Hyphema Diagnosis and Management

    • CE credits 2 hours
    • COPE code 55976-AS / 114818
    • Available until Dec 20, 2020



  • To review the pathophysiology and various causes of hyphema
  • To review management considerations for patients with hyphema
  • To review the positive and negative predictive value


A 23-year-old male presents to the emergency department after being assaulted 30 minutes previously. While under the influence of alcohol, he was in an altercation with another male on the street and suffered a blow to the left eye. He reports pain in around the left eye, as well as slightly decreased vision. There are no symptoms of diplopia, flashes, floaters, or visual field loss.
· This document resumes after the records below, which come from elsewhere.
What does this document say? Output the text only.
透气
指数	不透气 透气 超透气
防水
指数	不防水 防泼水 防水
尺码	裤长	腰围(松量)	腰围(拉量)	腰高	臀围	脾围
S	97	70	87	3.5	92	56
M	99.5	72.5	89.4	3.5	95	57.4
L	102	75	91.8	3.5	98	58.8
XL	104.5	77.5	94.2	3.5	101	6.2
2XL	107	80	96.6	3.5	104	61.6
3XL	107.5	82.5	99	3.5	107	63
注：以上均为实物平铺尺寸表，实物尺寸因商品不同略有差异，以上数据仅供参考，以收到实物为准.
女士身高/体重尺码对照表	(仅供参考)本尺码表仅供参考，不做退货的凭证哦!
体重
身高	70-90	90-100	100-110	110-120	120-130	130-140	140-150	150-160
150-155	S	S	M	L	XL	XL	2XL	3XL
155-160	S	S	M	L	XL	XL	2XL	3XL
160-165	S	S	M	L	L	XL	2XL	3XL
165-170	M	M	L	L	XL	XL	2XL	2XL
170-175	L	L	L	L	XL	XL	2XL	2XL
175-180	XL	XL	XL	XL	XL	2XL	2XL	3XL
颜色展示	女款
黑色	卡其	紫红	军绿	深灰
On exam, there is bruising of the left eyelid but no other apparent signs of trauma. Visual acuity is 20/20 and 20/50 corrected in the right and left eyes, respectively. Extraocular movements and confrontational visual fields are normal. Intraocular pressures are R 12 and L 16. Pupils are symmetric and both reactive to light, although the left appears more sluggish. There is no RAPD. Anterior segment exam is shown in the figure below of the left eye. The anterior chamber is deep with 2+ RBCs, 1+ WBC, 1+ pigment, 3+ flare, and wisps of fibrin near the pupillary margin. The lens and retina appear normal.

Quick Question

Which systemic condition would make this individual most prone to complications from his hyphema?

  • Haemophilia

    Although haemophilia should be considered in any patient with a spontaneous hyphema, it does not necessarily increase the risk of complications if managed appropriately.

  • Sickle cell disease

    Sickle cell disease is a major risk factor for complications secondary to hyphema, and in fact it is recommended that all non-Caucasian individuals should have a sickle screen as a routine investigation.

  • Sickle cell trait

    Patients with sickle cell trait should be managed similar to those with sickle cell disease, although they are at significantly less risk of complications related to erythrocyte sickling.

  • Idiopathic thrombocytopenia purpura (ITP)

    ITP is a condition characterized by a decrease in the number of platelets. Although a risk factor for hyphema, it does not increase the risk of complications to the degree that sickle cell disease does.


Hyphema is defined as blood within the anterior chamber and is caused by disruption of blood vessels within the iris or ciliary body.1 Most often, it occurs as a result of blunt or penetrating trauma to the eye, and is often found in association with other ocular injuries. It may also occur spontaneously, especially in the presence of a coagulopathy or vascular abnormality. In and of itself, it is generally a self-limiting condition causing no permanent vision loss. However, the related traumatic effects in the eye and orbit can be multiple.2

The mean annual incidence of hyphema is approximately 17 per 100,000 population per year,3 slightly more common in children and young adults. 4 It has a male predominance of 3 to 1.5 Mostly the term hyphema refers to the visible (i.e. macroscopic) form of hyphema, but it should be noted that a small degree of hemorrhage may occur which is not visible to the naked eye — this is termed a microhyphema.